Mark's main dishes were brined pork chops with roasted red pepper romesco sauce & rotisserie pincanha with chimichurri Board Sauce. Forget your burgers & sausages, these main BBQ meaty dishes are absolute show-stoppers & sure to impress any guest. Mark finished up the BBQ class with a zesty summer fruit crostata, which believe it or not was also cooked on the BBQ
Brined Pork Chops with romesco sauce
Pork chops are not as fatty as they were in the past, so brining today’s leaner chops and then grilling them fast over medium heat helps maximise their flavour and moisture. This heady sauce of roasted peppers creamy almonds and garlic take these chops to a whole new level..

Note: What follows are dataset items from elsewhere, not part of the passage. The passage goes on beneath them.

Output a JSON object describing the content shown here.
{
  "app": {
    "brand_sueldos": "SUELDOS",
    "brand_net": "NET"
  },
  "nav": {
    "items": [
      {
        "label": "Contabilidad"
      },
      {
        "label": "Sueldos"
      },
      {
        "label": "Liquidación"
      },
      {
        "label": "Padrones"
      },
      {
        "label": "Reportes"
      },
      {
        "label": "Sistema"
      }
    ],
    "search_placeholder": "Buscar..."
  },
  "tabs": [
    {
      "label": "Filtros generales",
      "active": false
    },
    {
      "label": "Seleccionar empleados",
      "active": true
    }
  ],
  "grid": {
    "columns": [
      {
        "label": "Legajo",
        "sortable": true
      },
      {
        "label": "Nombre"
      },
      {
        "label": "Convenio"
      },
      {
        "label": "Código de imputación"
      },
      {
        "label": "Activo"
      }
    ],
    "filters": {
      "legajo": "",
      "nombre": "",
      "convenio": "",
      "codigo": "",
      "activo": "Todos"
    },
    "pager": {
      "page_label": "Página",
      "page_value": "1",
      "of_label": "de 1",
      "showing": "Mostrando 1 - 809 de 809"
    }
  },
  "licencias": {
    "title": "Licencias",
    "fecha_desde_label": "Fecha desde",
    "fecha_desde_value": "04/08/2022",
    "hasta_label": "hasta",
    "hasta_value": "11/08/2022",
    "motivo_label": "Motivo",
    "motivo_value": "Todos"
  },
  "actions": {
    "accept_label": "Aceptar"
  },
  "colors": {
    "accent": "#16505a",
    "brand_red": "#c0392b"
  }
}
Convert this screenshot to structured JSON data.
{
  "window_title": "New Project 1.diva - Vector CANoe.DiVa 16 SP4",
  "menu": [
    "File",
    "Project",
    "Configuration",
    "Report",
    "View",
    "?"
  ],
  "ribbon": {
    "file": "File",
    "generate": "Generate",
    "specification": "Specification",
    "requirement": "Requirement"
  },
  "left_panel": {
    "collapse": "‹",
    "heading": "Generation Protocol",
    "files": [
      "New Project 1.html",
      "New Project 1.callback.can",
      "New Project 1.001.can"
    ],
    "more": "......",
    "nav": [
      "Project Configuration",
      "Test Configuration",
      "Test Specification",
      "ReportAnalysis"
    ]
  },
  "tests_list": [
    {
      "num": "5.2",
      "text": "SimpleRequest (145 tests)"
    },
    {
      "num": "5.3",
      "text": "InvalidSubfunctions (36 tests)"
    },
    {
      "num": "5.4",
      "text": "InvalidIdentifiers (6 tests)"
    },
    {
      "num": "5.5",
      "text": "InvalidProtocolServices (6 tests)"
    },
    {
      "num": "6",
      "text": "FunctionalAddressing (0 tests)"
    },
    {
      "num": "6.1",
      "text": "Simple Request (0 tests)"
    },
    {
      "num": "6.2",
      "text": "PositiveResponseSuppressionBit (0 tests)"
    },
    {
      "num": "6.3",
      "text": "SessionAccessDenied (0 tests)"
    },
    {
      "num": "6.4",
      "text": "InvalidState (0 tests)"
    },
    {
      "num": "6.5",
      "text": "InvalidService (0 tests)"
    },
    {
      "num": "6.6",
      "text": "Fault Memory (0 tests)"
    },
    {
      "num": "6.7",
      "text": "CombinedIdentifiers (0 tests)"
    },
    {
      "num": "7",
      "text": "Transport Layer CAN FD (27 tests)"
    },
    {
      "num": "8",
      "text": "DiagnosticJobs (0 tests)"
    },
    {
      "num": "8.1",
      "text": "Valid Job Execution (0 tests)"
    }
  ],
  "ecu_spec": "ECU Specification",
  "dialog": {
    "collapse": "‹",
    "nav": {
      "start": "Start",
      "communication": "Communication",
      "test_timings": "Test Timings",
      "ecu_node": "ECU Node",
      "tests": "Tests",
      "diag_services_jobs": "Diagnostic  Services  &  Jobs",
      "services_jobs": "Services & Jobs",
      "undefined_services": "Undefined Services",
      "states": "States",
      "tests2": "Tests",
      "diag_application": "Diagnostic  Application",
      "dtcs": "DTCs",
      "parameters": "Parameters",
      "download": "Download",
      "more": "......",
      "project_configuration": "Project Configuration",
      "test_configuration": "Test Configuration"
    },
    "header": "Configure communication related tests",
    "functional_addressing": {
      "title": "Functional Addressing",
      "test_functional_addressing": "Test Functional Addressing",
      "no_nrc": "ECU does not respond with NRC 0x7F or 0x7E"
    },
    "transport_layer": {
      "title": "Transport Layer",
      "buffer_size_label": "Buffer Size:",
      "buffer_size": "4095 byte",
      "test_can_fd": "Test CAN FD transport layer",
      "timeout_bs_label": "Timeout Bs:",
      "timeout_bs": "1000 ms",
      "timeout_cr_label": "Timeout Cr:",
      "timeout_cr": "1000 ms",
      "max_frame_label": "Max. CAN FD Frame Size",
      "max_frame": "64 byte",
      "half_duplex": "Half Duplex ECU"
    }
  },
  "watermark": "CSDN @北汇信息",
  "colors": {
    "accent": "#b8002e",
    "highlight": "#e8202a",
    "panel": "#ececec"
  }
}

Rotisserie pincanha with chimichurri board sauce
Picanha is a prized cut of beef in Brazil, but is relatively unknown here in Ireland. Picanha translates to rump cap, or top sirloin cap. Chimichurri is an uncooked sauce used both as an ingredient in cooking and as a table condiment for grilled meat. Found in Argentinian and Uruguayan cuisines, the sauce comes in a green and red version. It is made of finely chopped parsley, minced garlic, olive oil, oregano and red wine vinegar or lemon juice.
Zesty Summer Fruit Crostata
Grilled asparagus makes a terrific foundation for all kinds of sauces and toppings, like this bright, lemony version with seeds. The thick spears taste best when their texture is somewhere between crisp and tender, so get them off the barbecue before they turn limp.